ちらりと周りを見ると、皆似たような反応をしていた。顔を見合わせて、だんだんと青ざめていったのがわかった。
『――――わからない。』
「え?わからない?じゃあ違うってこと?」
『なあ、もし朱鳥が意識を失って倒れて、しばらくしてから病院で目が覚めた時、俺とか・・・そうだな、生徒会の面々がお見舞いに来てたとするじゃない?その時お前、俺らを見て『あなたたち誰ですか!?』って怯えたりするかな?目を覚ますなりガタガタ震えて過呼吸になったりするかな?』
「そ、それは・・・」
あり得ない。
どんなに突然のことがあっても、見知った人たちを誰呼ばわりなんてしない。でも、口ぶりからすると、国広君はそう言われたんだろう。その言葉はもう、決定的ではなかろうか。
『一体どのような記憶喪失なのかはわからない。静乃は目が覚めてからすぐ錯乱して過呼吸になって、それきり。俺らは静乃の容態が落ち着くまで待機ってこと。どの程度のものなのかはそれからだな。・・・ほんと、どうしてこうなったんだろうな。』
「・・・わかった。いきなり聞いて悪かったな。じゃ、また。」
そう言って朱鳥は会話を終えた。
カトルはあっけに取られ、私は呆然としていた。カトルにとってはあまり親しい人ではないかもしれないが、私にとっては大切な友達。リアルでもネットでも深い繋がりのあった彼女が記憶喪失ときたものだ。これを絶望と言わずして何と言うだろうか。
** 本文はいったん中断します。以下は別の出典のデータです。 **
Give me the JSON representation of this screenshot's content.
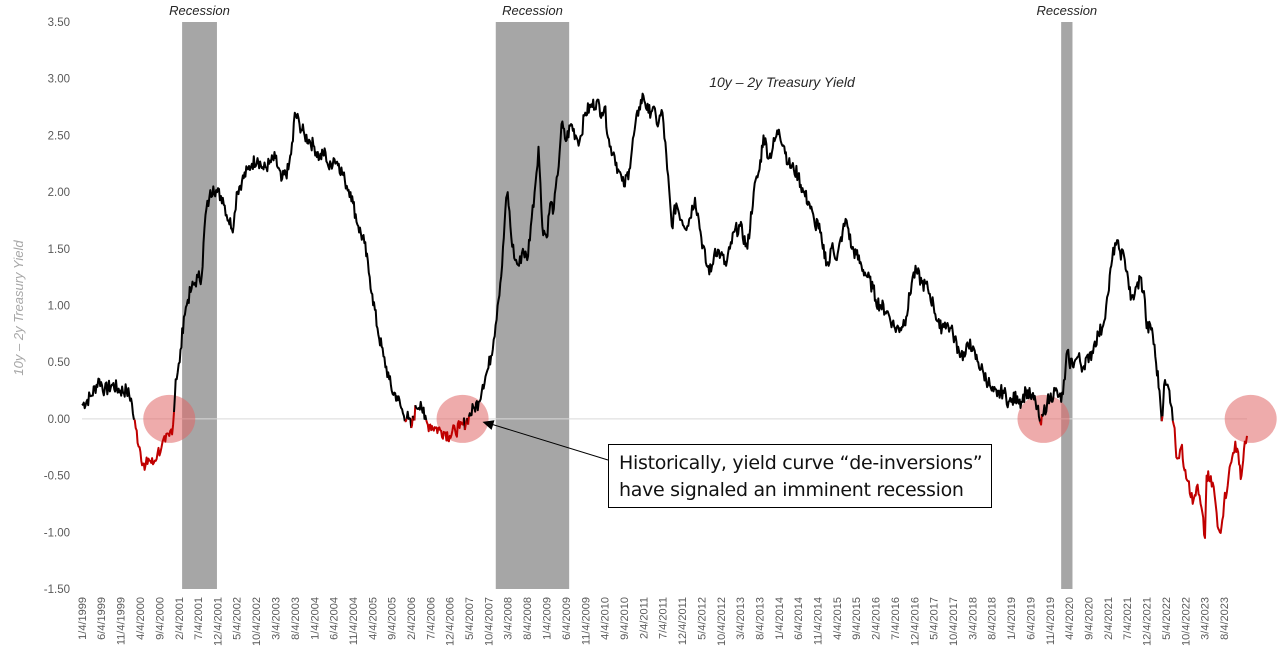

朱鳥は深いため息をついて腰を下ろし、それから何も言わずに黙々と作業に戻った。鹿夫もめっきり口数が減った。キドは・・・うつむいていて、表情がうかがえなかった。程なくすると彼は活動時間ないにもかかわらず帰宅した。なんでも今日は予定が入っていたらしい。私は初耳だったけど。・・・多分、一人になりたかったんじゃないか。好きな相手が自分のことを忘れてしまったのなら、これほど悲劇的なことはない。ゼロから関係スタートなのだから。
ふと、私はこの原因について考えていた。
記憶喪失が突発的に起こるなんて聞いたことがない。何か原因があるはずだ。
創作の世界では、強い衝撃を頭に与えると記憶喪失になることが多い。けれど、今回はそういったわけではない。トラブっていた時に刹那から断片的に情報を集めると、少なくとも、頭を強く打ったというわけではなさそうだ。最初は寝ていたが、途中から気を失った。睡眠から失神へと移行したということになる。いったいなぜ?どのようにして?
少なくとも、情報がなさすぎるし、これがすべてなら、超常現象でも起こらない限り記憶をいじくるなんて・・・・・・
――――――――――いや、すくなくとも、私はあまりに現実離れした出来事を経験している。
国広君のもってるあのしゃべるねんどろいど・・・そして、そのしゃべるねんどろいどが現れるのと同時期転校してきた怜さん。
彼らがもし“記憶を操作する代物をもっているとしたら”―――――――――――聞く価値はありそうね。